Current recommendations are based largely on limited evidence from small, single-centre, and retrospectively analysed cohorts [27]. Thus there is a definite need for large-scale registries that reflect patients treated in everyday practice, such as CLARIFY, and prospective clinical studies to determine the optimal management of patients with AF and stable CAD. The development of direct oral anticoagulants, which are more convenient to use and more effective than warfarin in reducing the rates of stroke and systemic embolism with similar rates of major haemorrhage, may be promising for patients with CAD and AF [28,29]. They may improve adherence to guidelines, although further (randomized) studies are needed in this setting.

Limitations

This study is limited by its observational design. Given the diagnostic methods used with no systematic ambulatory monitoring, the prevalence of paroxysmal AF may have been underestimated, but use of OAC is likely to be even lower in these patients with undiagnosed AF. Although we adjusted for several variables, residual confounding, including variables related to the severity of CAD, may account for some of the observed differences between patients treated with OAC or with antiplatelet therapy.
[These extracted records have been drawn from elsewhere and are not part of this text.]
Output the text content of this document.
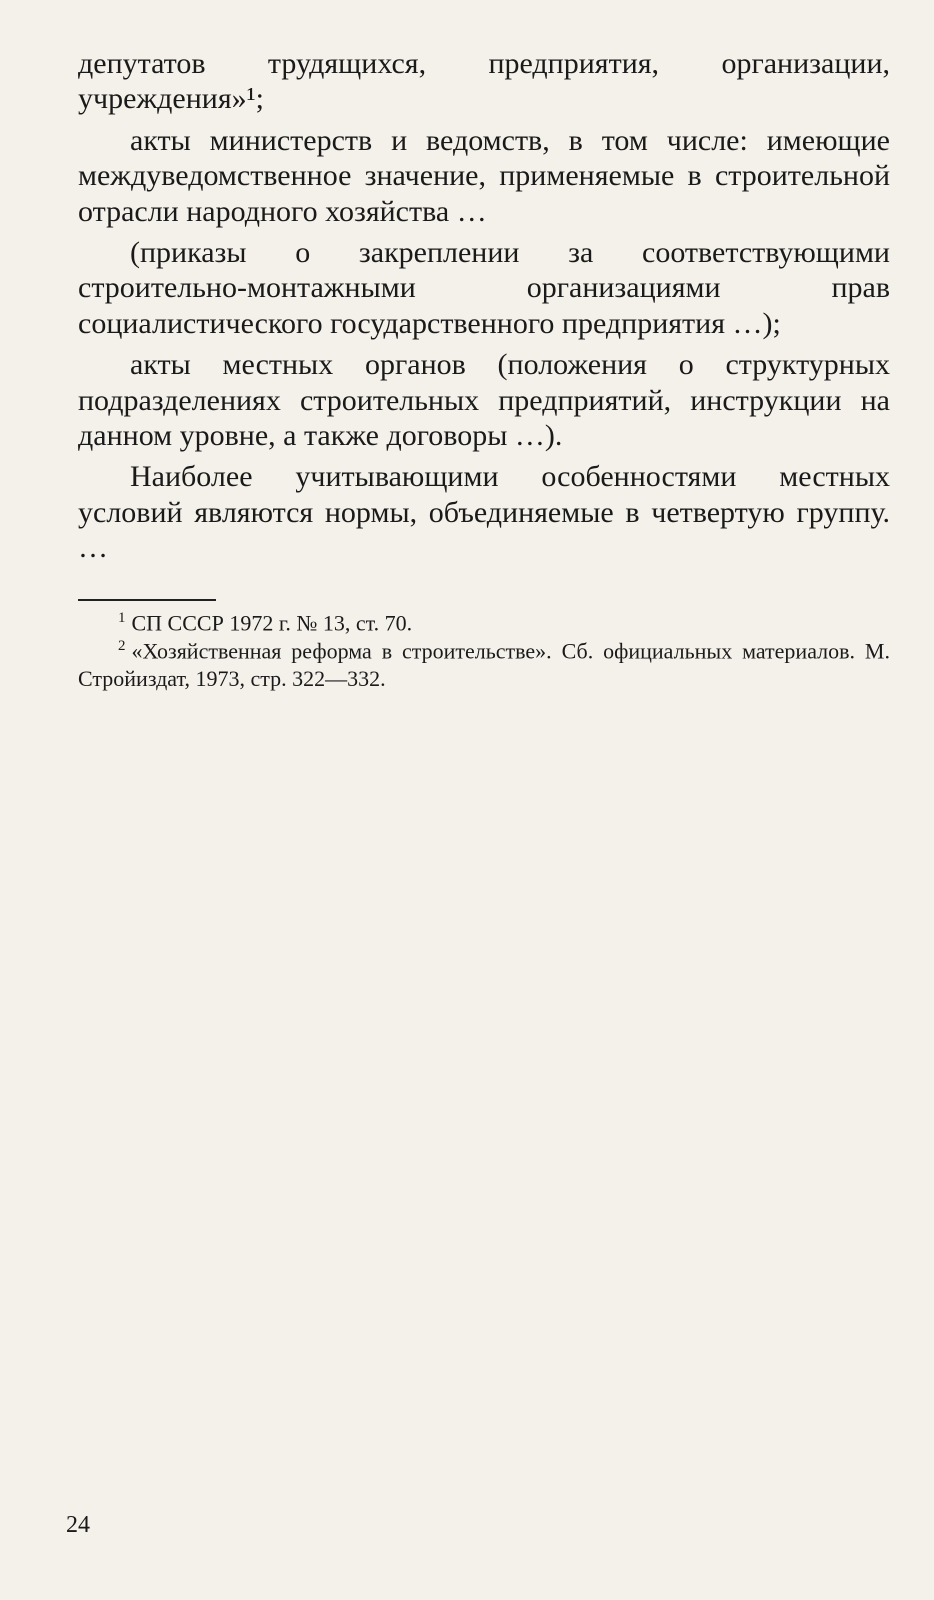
депутатов трудящихся, предприятия, организации, учреждения»¹;

акты министерств и ведомств, в том числе: имеющие междуведомственное значение, применяемые в строительной отрасли народного хозяйства …

(приказы о закреплении за соответствующими строительно-монтажными организациями прав социалистического государственного предприятия …);

акты местных органов (положения о структурных подразделениях строительных предприятий, инструкции на данном уровне, а также договоры …).

Наиболее учитывающими особенностями местных условий являются нормы, объединяемые в четвертую группу. …

$^1$ СП СССР 1972 г. № 13, ст. 70.

$^2$ «Хозяйственная реформа в строительстве». Сб. официальных материалов. М. Стройиздат, 1973, стр. 322—332.

24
The lack of information on the percentage of patients who had stents implanted and the proportion of bare-metal versus drug-eluting stents represents an issue, as this might have substantially impacted on the prescription as well as duration of antithrombotic therapies, especially of antiplatelets. We did not perform an analysis evaluating whether patients received the same antithrombotic drug during the entire follow-up period or for how long they received it. Nor did we retrieve information on how OAC was monitored or about the quality of anticoagulation control for warfarin. Investigators were free to select the antithrombotic treatments, and such choices are influenced by patient and lesion characteristics: it may be that patients/lesions presumed to be at higher risk of stent thrombosis were preferably treated by antiplatelet therapy to reduce this risk, even in so-called stable CAD after 12 months. Similarly, the expected risk of bleeding may have influenced the type of antithrombotic treatment prescribed, although this does not clearly appear in our multivariable analysis. The lack of use of OAC therefore represents a missed opportunity to prevent an adverse event in patients with AF, but it is possible that operators succeed in equalizing risks and benefits in different patients with CAD and AF by adequate selection of PCI with or without stenting and antithrombotic treatment among different patient groups.

Conclusion

In this contemporary international cohort of patients with stable CAD and AF, most of whom are theoretical candidates for anticoagulation, OACs were used in a minority, indicating a gap between guidelines for AF and everyday clinical practice.